Ye Xuan enarcó una ceja. Había oído hablar de tal físico; una vez que aparecía, su portador estaba destinado a ser el señor supremo de la era, imbatible para los demás.
Por supuesto, Ye Xuan no creía en tales supersticiones. ¿Qué importaba el físico del Antiguo Emperador Santo? En su opinión, incluso si un gran emperador reencarnara ante él, daría lo mismo.
Lo que a Ye Xuan le faltaba ahora era simplemente tiempo. En comparación con los otros jóvenes gigantes de aquí, su tiempo de cultivo era trivial: apenas cinco o seis años en total, mientras que incluso el menor de ellos, como Jun Luoyu, probablemente llevaba cultivando al menos veinte años.
Cuando la batalla entre Yuan Taiyi y Jun Luoyu terminó, la segunda ronda de la competición también concluyó.
En la mente de la multitud, los cuatro restantes eran casi los esperados, excepto Ye Xuan, que era una anomalía. Sin embargo, también parecía el más débil de ellos. Aun así, llegar a esta fase ya había superado con creces sus expectativas; un miembro de la generación más joven que ni siquiera estaba en la Lista Sagrada derrotando a los jóvenes gigantes de la Lista uno tras otro, especialmente después de vencer al Marqués Long Jian, también lo posicionaba como un nuevo gigante en la Lista Sagrada.

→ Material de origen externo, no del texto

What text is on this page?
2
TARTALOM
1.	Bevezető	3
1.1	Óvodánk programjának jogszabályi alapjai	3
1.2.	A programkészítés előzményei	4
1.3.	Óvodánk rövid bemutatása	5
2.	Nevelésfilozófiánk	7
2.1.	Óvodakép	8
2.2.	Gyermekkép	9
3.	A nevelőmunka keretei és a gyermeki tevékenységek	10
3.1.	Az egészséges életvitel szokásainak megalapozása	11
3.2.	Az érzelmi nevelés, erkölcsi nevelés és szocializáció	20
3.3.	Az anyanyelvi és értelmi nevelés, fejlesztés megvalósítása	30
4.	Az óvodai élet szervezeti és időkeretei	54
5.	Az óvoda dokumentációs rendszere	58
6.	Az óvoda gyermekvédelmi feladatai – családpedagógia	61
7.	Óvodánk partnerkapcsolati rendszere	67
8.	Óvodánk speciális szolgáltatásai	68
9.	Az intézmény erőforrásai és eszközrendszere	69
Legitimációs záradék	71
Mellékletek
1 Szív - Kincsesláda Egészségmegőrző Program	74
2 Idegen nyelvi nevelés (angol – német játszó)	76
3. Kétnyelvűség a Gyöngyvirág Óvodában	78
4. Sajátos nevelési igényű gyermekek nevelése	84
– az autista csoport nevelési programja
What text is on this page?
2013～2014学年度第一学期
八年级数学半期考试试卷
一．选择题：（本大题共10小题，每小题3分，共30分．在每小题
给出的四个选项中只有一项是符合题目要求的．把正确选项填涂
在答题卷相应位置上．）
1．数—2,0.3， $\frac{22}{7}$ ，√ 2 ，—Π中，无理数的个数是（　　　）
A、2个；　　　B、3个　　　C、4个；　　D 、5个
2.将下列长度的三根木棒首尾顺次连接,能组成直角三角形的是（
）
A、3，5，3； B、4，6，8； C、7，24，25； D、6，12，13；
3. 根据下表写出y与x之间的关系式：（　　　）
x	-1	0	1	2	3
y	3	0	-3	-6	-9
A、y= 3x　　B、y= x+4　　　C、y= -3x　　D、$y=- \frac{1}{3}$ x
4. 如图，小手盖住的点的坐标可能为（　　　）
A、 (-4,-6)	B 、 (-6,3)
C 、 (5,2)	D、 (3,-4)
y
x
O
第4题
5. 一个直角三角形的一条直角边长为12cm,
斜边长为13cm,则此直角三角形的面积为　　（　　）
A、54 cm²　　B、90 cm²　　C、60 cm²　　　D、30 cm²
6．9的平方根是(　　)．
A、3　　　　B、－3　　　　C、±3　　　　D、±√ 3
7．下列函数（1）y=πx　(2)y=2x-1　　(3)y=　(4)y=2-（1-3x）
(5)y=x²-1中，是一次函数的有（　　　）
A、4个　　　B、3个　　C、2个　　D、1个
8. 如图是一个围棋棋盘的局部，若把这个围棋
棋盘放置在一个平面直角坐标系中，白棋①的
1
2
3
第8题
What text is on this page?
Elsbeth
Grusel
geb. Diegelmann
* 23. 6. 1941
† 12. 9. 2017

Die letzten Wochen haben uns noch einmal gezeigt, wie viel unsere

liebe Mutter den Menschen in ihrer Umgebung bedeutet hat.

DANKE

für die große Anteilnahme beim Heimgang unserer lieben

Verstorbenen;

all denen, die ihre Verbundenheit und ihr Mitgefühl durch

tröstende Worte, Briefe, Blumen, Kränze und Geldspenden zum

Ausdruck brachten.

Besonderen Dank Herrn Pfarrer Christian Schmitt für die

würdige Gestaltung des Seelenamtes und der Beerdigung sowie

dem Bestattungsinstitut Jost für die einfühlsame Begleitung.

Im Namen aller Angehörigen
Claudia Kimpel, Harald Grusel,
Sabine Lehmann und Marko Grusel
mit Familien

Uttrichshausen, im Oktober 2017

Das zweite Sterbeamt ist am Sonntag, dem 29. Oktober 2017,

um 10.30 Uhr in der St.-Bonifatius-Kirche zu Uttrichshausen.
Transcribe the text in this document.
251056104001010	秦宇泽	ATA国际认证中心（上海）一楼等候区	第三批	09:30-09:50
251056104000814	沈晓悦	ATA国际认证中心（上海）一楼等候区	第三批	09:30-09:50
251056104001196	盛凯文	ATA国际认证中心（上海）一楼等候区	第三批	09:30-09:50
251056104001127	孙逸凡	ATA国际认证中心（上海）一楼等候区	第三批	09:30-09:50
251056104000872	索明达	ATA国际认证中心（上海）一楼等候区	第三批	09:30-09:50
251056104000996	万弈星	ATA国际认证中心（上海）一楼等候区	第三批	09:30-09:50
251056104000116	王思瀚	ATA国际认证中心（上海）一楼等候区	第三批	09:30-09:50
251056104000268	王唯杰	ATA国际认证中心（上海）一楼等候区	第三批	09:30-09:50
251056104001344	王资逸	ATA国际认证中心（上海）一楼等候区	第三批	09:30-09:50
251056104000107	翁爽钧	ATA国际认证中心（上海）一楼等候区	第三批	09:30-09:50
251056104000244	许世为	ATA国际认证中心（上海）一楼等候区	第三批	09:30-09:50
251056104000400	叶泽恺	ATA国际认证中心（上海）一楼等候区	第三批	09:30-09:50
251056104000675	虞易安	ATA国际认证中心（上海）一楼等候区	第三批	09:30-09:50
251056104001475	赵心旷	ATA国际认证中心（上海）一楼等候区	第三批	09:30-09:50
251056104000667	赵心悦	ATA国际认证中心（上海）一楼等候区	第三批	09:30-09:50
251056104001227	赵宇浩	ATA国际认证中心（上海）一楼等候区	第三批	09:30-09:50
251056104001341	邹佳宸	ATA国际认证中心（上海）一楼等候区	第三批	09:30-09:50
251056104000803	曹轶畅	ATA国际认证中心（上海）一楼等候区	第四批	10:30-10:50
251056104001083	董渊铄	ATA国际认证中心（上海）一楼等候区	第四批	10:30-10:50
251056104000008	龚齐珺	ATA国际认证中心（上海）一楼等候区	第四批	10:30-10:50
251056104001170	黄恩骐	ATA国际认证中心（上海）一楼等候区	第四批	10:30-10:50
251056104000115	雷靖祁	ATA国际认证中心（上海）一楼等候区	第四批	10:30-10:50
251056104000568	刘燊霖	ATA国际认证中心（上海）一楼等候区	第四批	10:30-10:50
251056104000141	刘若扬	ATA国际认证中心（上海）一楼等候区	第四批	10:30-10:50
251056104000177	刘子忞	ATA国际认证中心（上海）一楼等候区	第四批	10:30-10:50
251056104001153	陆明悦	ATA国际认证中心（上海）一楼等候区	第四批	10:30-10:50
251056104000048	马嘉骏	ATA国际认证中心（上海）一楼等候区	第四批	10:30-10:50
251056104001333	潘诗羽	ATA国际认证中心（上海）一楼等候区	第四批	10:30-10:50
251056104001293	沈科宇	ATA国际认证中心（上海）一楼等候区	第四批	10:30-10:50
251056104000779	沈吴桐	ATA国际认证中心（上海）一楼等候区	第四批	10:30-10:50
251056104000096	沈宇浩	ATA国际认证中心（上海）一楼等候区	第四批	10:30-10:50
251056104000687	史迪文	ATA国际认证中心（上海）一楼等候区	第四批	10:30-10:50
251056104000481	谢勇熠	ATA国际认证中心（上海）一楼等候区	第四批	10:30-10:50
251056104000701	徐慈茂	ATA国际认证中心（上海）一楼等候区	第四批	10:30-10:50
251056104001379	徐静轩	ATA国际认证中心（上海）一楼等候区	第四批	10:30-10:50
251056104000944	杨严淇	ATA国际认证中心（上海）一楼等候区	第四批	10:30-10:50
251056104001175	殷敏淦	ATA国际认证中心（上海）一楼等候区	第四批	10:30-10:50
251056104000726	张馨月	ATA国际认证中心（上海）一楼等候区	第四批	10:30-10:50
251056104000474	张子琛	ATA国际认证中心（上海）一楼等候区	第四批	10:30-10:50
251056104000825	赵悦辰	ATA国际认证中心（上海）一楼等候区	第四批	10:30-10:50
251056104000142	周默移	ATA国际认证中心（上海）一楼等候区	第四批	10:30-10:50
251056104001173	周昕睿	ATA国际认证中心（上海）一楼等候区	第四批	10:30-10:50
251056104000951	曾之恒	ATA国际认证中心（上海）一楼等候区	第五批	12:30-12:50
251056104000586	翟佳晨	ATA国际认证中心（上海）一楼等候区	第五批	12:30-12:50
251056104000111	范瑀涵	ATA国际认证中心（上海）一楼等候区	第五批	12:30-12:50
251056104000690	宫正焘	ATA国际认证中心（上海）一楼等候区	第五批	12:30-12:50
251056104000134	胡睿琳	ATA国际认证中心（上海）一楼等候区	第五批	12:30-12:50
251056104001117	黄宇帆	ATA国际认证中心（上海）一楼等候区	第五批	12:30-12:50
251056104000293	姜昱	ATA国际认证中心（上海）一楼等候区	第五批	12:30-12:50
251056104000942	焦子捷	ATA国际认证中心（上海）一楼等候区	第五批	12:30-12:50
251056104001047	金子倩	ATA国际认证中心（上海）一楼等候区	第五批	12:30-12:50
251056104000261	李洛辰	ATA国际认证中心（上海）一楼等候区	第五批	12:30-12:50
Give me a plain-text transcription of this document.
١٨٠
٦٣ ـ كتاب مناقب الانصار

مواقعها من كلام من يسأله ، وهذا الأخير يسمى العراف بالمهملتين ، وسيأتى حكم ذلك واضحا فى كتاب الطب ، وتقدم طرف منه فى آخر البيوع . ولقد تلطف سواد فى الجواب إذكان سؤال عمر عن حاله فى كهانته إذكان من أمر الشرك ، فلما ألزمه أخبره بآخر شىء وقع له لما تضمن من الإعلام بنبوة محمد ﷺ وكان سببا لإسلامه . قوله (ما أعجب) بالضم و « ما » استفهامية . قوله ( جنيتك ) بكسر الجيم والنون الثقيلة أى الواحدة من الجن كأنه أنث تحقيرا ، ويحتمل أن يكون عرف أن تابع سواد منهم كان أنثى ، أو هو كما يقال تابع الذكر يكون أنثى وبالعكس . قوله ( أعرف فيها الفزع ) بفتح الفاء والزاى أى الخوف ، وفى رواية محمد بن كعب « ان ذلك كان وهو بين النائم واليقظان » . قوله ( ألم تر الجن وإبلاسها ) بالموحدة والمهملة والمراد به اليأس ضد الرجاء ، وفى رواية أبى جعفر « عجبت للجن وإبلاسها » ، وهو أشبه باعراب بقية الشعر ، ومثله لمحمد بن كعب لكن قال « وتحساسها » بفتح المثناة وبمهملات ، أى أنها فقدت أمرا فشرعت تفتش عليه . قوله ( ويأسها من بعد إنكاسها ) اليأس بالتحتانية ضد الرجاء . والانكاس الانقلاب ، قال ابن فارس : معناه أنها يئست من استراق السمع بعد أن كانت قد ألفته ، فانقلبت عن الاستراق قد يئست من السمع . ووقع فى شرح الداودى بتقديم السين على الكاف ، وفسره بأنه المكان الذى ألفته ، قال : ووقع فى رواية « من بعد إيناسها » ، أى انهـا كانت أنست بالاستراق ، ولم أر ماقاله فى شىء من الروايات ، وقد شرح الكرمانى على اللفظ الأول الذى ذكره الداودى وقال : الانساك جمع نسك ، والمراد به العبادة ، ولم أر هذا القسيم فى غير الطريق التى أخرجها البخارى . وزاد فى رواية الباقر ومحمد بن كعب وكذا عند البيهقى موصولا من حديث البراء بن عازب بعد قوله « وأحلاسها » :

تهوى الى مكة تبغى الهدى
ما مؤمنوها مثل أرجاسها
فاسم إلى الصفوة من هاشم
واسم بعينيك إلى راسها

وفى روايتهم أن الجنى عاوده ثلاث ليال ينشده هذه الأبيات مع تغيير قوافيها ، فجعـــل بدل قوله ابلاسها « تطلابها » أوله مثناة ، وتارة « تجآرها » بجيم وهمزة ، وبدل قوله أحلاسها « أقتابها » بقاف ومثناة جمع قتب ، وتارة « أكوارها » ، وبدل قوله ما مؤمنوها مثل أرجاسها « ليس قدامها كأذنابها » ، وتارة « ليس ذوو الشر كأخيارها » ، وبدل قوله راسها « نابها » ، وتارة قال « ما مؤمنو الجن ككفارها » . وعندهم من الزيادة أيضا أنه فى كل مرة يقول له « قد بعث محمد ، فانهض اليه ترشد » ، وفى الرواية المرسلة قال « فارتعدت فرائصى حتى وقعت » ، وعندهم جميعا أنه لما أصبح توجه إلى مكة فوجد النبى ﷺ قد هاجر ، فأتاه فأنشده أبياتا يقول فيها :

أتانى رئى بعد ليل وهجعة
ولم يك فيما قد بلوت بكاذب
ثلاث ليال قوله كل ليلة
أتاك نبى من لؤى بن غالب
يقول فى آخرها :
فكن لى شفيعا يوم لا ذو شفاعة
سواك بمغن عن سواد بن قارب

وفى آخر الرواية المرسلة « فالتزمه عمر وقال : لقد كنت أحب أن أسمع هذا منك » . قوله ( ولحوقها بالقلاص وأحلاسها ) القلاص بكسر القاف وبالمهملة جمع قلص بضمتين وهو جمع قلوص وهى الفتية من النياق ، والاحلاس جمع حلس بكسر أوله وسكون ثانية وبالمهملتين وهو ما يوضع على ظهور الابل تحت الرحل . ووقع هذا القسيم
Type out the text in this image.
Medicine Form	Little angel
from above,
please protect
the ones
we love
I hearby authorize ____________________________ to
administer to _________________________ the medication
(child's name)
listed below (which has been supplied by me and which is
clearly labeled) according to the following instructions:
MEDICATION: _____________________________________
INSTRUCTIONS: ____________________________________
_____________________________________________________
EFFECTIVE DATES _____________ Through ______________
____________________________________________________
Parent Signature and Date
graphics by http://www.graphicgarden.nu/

A estos cuatro bien se les podría llamar los cuatro jóvenes gigantes de la época.
—Aunque no tengamos la oportunidad de entrar en la séptima capa, presenciar las batallas entre estos cuatro valdrá la pena.
—Sí, Yuan Taiyi, Gu Hanxiang, Sikong Wuji, tres gigantes de la Lista Sagrada, y el caballo negro Ye Xuan, esta será una batalla legendaria de la generación más joven.
—Un enfrentamiento así, uno podría no verlo ni una vez en una década. Debemos aprovecharlo al máximo.
Todos parloteaban con entusiasmo, y la anticipación les sonrojaba el rostro. Ver una batalla de este nivel era suficiente para hacer hervir la sangre, y quién sabe, una contienda de tan alto nivel podría proporcionarles nuevas percepciones, ampliar sus horizontes e incluso beneficiar su cultivo. ¿Por qué no deleitarse con ello?